Each of the characters you meet throughout the book has a very distinct personality and different motivations for why they came to the new planet. They were all so well built, and I would have enjoyed getting to hear more about any of them. I think that's a good example of how well written this book is. Although you really don't see much of the planet they're living on, you still get a very clear picture of the area that they are in.

Ren has some anxiety problems, which manifests into certain other behaviours, and she keeps this hidden from the other colonists. Given what I'd heard about Emma Newman's handling of mental health problems in her writing, I was expecting it to be a little more prominent than it is in the story. While aspects of it play a big part, it just didn't come in to Planetfall the way I'd anticipated it might. But that's a good thing, that I was surprised in a lot of places in this story. It really didn't do what I expected from what I'd read on the back, or what I imagined in the early pages of the book.

Planetfall was a really interesting read, and such an interesting look at the consequences of our choices, regardless of what the intentions behind those choices might be. The ending also surprised me a lot, although I was content with it. That said, I'm really keen to read more set on this planet. I'll definitely be looking in to other things which Emma Newman has written. Overall, I'm giving Planetfall 8 out of 10.

Sunday, April 29, 2018

Book Review: Make Me Want by Katee Robert


Title: Make Me Want
Author: Katee Robert
Publication date: 22nd February 2018
Publisher: Mills & Boon
Genre: Contemporary Romance
Source: Review copy via NetGalley

Description:
Lucy Baudin’s ex dented her self-esteem and it’s time to regain control. In her job as a lawyer she’s bold, confident. But in the bedroom…she needs inspiration to reawaken her inner seductress. Asking her friend Gideon Novak for help seems wrong, yet so deliciously right!

My thoughts: 
Lucy split up with her ex a couple of years ago, and her confidence has yet to recover from the damage he did. Although she's a successful lawyer, she feels like she needs a partner to be taken seriously for further promotion at work, so she hires Gideon to help her find a husband. He's known as a good head-hunter, but finding a husband is quite different. Then there's the fact that his former best friend is Lucy's former boyfriend, and he hasn't seen her since the break up. On top of everything, Lucy doesn't just want him to find her a husband, she's also asked him to teach her how to get better with physical relationships.

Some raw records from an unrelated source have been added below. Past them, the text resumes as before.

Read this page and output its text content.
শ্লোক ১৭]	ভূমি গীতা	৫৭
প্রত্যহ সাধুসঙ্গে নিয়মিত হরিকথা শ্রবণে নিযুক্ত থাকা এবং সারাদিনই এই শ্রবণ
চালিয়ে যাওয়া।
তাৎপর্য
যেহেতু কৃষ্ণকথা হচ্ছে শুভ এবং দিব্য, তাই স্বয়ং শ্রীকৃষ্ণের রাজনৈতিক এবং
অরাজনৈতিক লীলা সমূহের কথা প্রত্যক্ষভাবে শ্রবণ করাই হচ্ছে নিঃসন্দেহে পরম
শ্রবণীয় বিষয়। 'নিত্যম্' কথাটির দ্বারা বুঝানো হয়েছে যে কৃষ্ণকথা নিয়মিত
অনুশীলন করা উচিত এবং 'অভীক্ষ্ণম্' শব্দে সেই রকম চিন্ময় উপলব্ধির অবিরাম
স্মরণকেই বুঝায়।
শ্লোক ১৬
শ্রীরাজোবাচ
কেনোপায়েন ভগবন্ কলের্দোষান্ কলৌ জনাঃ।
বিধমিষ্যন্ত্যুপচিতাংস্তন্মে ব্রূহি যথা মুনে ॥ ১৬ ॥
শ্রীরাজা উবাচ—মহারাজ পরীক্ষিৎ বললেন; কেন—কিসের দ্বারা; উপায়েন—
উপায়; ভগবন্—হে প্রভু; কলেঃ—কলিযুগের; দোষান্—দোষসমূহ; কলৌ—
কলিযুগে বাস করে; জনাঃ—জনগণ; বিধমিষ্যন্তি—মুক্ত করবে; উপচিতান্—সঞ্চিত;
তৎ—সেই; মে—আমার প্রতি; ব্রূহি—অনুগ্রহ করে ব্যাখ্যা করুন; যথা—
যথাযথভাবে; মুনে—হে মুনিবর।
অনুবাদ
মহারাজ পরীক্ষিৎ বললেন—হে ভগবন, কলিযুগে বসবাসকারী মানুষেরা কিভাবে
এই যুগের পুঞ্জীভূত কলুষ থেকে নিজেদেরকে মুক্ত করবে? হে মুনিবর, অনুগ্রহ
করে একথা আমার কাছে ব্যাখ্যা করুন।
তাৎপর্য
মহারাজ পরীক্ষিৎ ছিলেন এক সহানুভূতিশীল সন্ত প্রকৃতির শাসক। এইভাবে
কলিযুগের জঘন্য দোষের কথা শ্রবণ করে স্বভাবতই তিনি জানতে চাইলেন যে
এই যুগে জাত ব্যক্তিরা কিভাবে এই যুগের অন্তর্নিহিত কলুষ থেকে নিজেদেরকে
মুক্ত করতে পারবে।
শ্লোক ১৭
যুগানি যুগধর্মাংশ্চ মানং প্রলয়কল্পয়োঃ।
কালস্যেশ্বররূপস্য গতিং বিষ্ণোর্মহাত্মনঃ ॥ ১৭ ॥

The entire set up sounded fun, and the book jumps right in to the action, with Lucy negotiating with Gideon over her proposal that he find her a husband and give her sexual lessons. You can feel the tension between them straight away, and once it flips to Gideon's point of view, we learn that he has always found Lucy attractive. The main issues which the couple face over the course of the story are Gideon's guilt over how badly his former friend treated Lucy; Lucy's damaged confidence from her last relationship; and how determined each of them is to stick to their initial agreement of the rules of their interactions.

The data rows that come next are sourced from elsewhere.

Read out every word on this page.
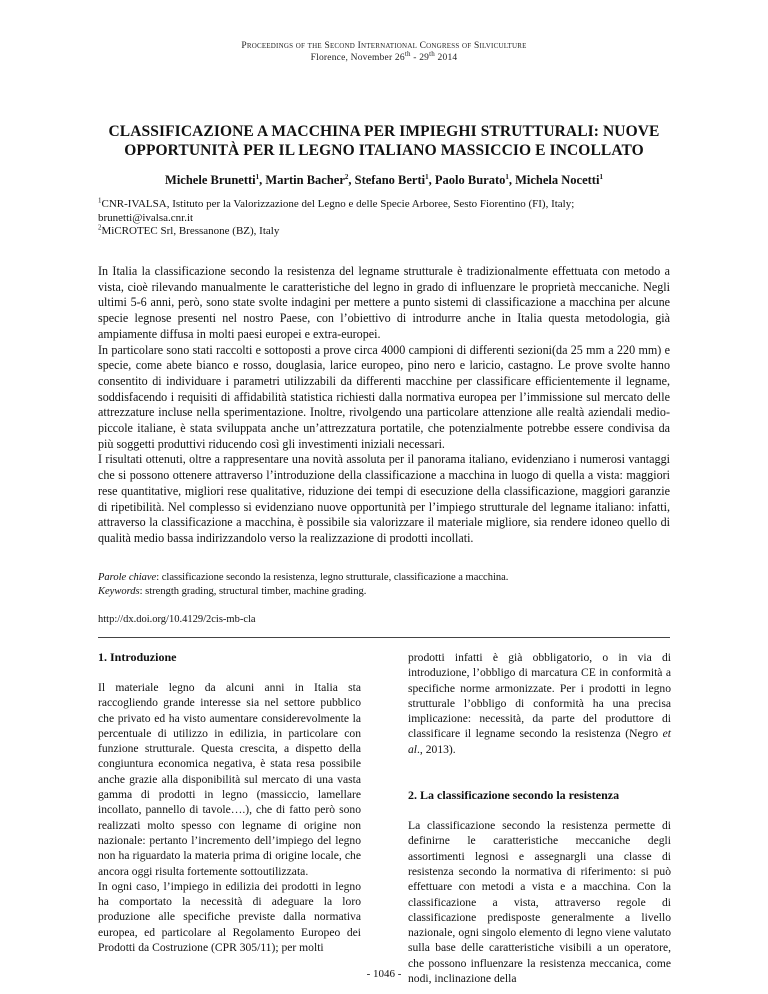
Proceedings of the Second International Congress of Silviculture
Florence, November 26th - 29th 2014
CLASSIFICAZIONE A MACCHINA PER IMPIEGHI STRUTTURALI: NUOVE
OPPORTUNITÀ PER IL LEGNO ITALIANO MASSICCIO E INCOLLATO
Michele Brunetti$^1$, Martin Bacher$^2$, Stefano Berti$^1$, Paolo Burato$^1$, Michela Nocetti$^1$
$^1$CNR-IVALSA, Istituto per la Valorizzazione del Legno e delle Specie Arboree, Sesto Fiorentino (FI), Italy;
brunetti@ivalsa.cnr.it
$^2$MiCROTEC Srl, Bressanone (BZ), Italy

In Italia la classificazione secondo la resistenza del legname strutturale è tradizionalmente effettuata con metodo a vista, cioè rilevando manualmente le caratteristiche del legno in grado di influenzare le proprietà meccaniche. Negli ultimi 5-6 anni, però, sono state svolte indagini per mettere a punto sistemi di classificazione a macchina per alcune specie legnose presenti nel nostro Paese, con l’obiettivo di introdurre anche in Italia questa metodologia, già ampiamente diffusa in molti paesi europei e extra-europei.

In particolare sono stati raccolti e sottoposti a prove circa 4000 campioni di differenti sezioni(da 25 mm a 220 mm) e specie, come abete bianco e rosso, douglasia, larice europeo, pino nero e laricio, castagno. Le prove svolte hanno consentito di individuare i parametri utilizzabili da differenti macchine per classificare efficientemente il legname, soddisfacendo i requisiti di affidabilità statistica richiesti dalla normativa europea per l’immissione sul mercato delle attrezzature incluse nella sperimentazione. Inoltre, rivolgendo una particolare attenzione alle realtà aziendali medio-piccole italiane, è stata sviluppata anche un’attrezzatura portatile, che potenzialmente potrebbe essere condivisa da più soggetti produttivi riducendo così gli investimenti iniziali necessari.

I risultati ottenuti, oltre a rappresentare una novità assoluta per il panorama italiano, evidenziano i numerosi vantaggi che si possono ottenere attraverso l’introduzione della classificazione a macchina in luogo di quella a vista: maggiori rese quantitative, migliori rese qualitative, riduzione dei tempi di esecuzione della classificazione, maggiori garanzie di ripetibilità. Nel complesso si evidenziano nuove opportunità per l’impiego strutturale del legname italiano: infatti, attraverso la classificazione a macchina, è possibile sia valorizzare il materiale migliore, sia rendere idoneo quello di qualità medio bassa indirizzandolo verso la realizzazione di prodotti incollati.

Parole chiave: classificazione secondo la resistenza, legno strutturale, classificazione a macchina.

Keywords: strength grading, structural timber, machine grading.

http://dx.doi.org/10.4129/2cis-mb-cla
1. Introduzione

Il materiale legno da alcuni anni in Italia sta raccogliendo grande interesse sia nel settore pubblico che privato ed ha visto aumentare considerevolmente la percentuale di utilizzo in edilizia, in particolare con funzione strutturale. Questa crescita, a dispetto della congiuntura economica negativa, è stata resa possibile anche grazie alla disponibilità sul mercato di una vasta gamma di prodotti in legno (massiccio, lamellare incollato, pannello di tavole….), che di fatto però sono realizzati molto spesso con legname di origine non nazionale: pertanto l’incremento dell’impiego del legno non ha riguardato la materia prima di origine locale, che ancora oggi risulta fortemente sottoutilizzata.

In ogni caso, l’impiego in edilizia dei prodotti in legno ha comportato la necessità di adeguare la loro produzione alle specifiche previste dalla normativa europea, ed particolare al Regolamento Europeo dei Prodotti da Costruzione (CPR 305/11); per molti

prodotti infatti è già obbligatorio, o in via di introduzione, l’obbligo di marcatura CE in conformità a specifiche norme armonizzate. Per i prodotti in legno strutturale l’obbligo di conformità ha una precisa implicazione: necessità, da parte del produttore di classificare il legname secondo la resistenza (Negro et al., 2013).

2. La classificazione secondo la resistenza

La classificazione secondo la resistenza permette di definirne le caratteristiche meccaniche degli assortimenti legnosi e assegnargli una classe di resistenza secondo la normativa di riferimento: si può effettuare con metodi a vista e a macchina. Con la classificazione a vista, attraverso regole di classificazione predisposte generalmente a livello nazionale, ogni singolo elemento di legno viene valutato sulla base delle caratteristiche visibili a un operatore, che possono influenzare la resistenza meccanica, come nodi, inclinazione della

- 1046 -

It was a fun and fast read, frustrating at times when the characters chose not to talk about certain things with each other, or jumped to (wrong) conclusions. Of course they ultimately end up together, and I enjoyed the way that was worked out. For all that there is a fair amount of sex in the book, it was actually quite a sweet romance. Which brings me to another point: although this is part of the new Mills & Boon range 'Dare', which is meant to be their sexiest books yet, it didn't stand out to me as particularly more sexy that other things I've read. It's perhaps more detailed than some of the others in the Mills & Boon stable, and it was steamy & well written, but nothing out of the ordinary really.

Overall, Make Me Want is a fun, sexy romance novel, perfect to cheer up a gloomy spring weekend. I'm giving it 7/10.